Department of Clinical Neurosciences, University of Cambridge, Cambridge, UK.
Department of Mathematics, Imperial College London, London, London, UK.
J Neurol Neurosurg Psychiatry. 2018 Aug;89(8):813-816. doi: 10.1136/jnnp-2017-317234. Epub 2018 Jan 13.
Several studies suggest that multiple rare genetic variants in genes causing monogenic forms of neurodegenerative disorders interact synergistically to increase disease risk or reduce the age of onset, but these studies have not been validated in large sporadic case series.

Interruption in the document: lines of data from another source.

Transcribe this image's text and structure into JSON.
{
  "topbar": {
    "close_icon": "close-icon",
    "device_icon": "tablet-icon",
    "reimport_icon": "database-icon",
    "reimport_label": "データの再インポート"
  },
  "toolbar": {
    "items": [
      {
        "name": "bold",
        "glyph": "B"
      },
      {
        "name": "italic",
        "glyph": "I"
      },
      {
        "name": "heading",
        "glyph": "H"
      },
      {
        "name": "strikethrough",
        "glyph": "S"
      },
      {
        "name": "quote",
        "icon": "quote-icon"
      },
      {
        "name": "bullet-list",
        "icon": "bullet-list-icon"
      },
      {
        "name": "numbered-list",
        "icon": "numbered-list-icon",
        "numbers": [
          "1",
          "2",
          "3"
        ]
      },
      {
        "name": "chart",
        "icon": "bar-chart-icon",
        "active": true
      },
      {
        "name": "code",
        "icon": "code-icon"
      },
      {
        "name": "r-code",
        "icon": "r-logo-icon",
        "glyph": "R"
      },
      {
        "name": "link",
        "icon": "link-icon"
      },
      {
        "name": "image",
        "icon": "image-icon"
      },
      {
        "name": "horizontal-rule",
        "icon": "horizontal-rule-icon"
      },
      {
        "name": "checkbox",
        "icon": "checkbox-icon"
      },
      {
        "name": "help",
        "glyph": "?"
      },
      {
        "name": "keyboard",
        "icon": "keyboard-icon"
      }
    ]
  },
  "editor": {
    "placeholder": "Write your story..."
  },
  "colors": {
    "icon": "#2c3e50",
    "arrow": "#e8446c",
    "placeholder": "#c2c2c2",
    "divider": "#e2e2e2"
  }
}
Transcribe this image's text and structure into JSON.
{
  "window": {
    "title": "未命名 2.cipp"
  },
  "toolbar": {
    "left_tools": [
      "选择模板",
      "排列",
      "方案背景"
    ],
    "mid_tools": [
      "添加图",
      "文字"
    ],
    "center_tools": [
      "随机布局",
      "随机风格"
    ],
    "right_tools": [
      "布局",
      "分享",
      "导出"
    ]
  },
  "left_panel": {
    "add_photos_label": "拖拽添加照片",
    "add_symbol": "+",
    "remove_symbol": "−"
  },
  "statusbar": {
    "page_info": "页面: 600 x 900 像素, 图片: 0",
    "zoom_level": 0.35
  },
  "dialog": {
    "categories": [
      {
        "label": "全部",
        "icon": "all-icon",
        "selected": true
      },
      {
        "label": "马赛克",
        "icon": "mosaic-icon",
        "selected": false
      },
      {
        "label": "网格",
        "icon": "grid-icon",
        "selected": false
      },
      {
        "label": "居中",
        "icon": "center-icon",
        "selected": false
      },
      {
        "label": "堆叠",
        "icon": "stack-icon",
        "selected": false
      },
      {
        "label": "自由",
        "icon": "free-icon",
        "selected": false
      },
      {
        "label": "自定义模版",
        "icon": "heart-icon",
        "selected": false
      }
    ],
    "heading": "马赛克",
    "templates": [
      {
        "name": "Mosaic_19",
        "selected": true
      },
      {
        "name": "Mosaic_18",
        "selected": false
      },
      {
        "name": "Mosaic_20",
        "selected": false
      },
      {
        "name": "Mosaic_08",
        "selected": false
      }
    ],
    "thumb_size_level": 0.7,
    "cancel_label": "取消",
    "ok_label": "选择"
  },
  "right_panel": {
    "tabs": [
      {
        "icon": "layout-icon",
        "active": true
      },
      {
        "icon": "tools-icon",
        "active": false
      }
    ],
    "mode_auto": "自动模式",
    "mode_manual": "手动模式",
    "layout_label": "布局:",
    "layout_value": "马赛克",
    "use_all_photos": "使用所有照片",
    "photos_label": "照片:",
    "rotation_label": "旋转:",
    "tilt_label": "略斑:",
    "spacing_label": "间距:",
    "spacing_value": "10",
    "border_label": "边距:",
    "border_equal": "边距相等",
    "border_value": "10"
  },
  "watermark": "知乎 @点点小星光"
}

We analysed 980 neuropathologically characterised human brains with Alzheimer's disease (AD), Parkinson's disease-dementia with Lewy bodies (PD-DLB), frontotemporal dementia-amyotrophic lateral sclerosis (FTD-ALS) and age-matched controls. Genetic variants were assessed using the American College of Medical Genetics criteria for pathogenicity. Individuals with two or more variants within a relevant disease gene panel were defined as 'oligogenic'.
The majority of oligogenic variant combinations consisted of a highly penetrant allele or known risk factor in combination with another rare but likely benign allele. The presence of oligogenic variants did not influence the age of onset or disease severity. After controlling for the single known major risk allele, the frequency of oligogenic variants was no different between cases and controls.
A priori, individuals with AD, PD-DLB and FTD-ALS are more likely to harbour a known genetic risk factor, and it is the burden of these variants in combination with rare benign alleles that is likely to be responsible for some oligogenic associations. Controlling for this bias is essential in studies investigating a potential role for oligogenic variation in neurodegenerative diseases.
多项研究表明,导致单基因神经退行性疾病的基因中的多个罕见遗传变异会协同作用,增加疾病风险或降低发病年龄,但这些研究尚未在大型散发性病例系列中得到验证。
我们分析了 980 例经神经病理学特征分析的阿尔茨海默病 (AD)、帕金森病伴路易体痴呆 (PD-DLB)、额颞叶痴呆伴肌萎缩侧索硬化症 (FTD-ALS) 患者和年龄匹配的对照组的脑组织。使用美国医学遗传学学院致病性标准评估遗传变异。在相关疾病基因面板中具有两个或更多变异的个体被定义为“寡基因”。
大多数寡基因变异组合由高外显率等位基因或已知风险因素与另一个罕见但可能良性的等位基因组合而成。寡基因变异的存在并不影响发病年龄或疾病严重程度。在控制单个已知主要风险等位基因后,寡基因变异在病例和对照组之间的频率没有差异。
根据先验知识,AD、PD-DLB 和 FTD-ALS 患者更有可能携带已知的遗传风险因素,这些变异与罕见良性等位基因的共同负担可能是某些寡基因关联的原因。在研究寡基因变异在神经退行性疾病中潜在作用的研究中,控制这种偏差至关重要。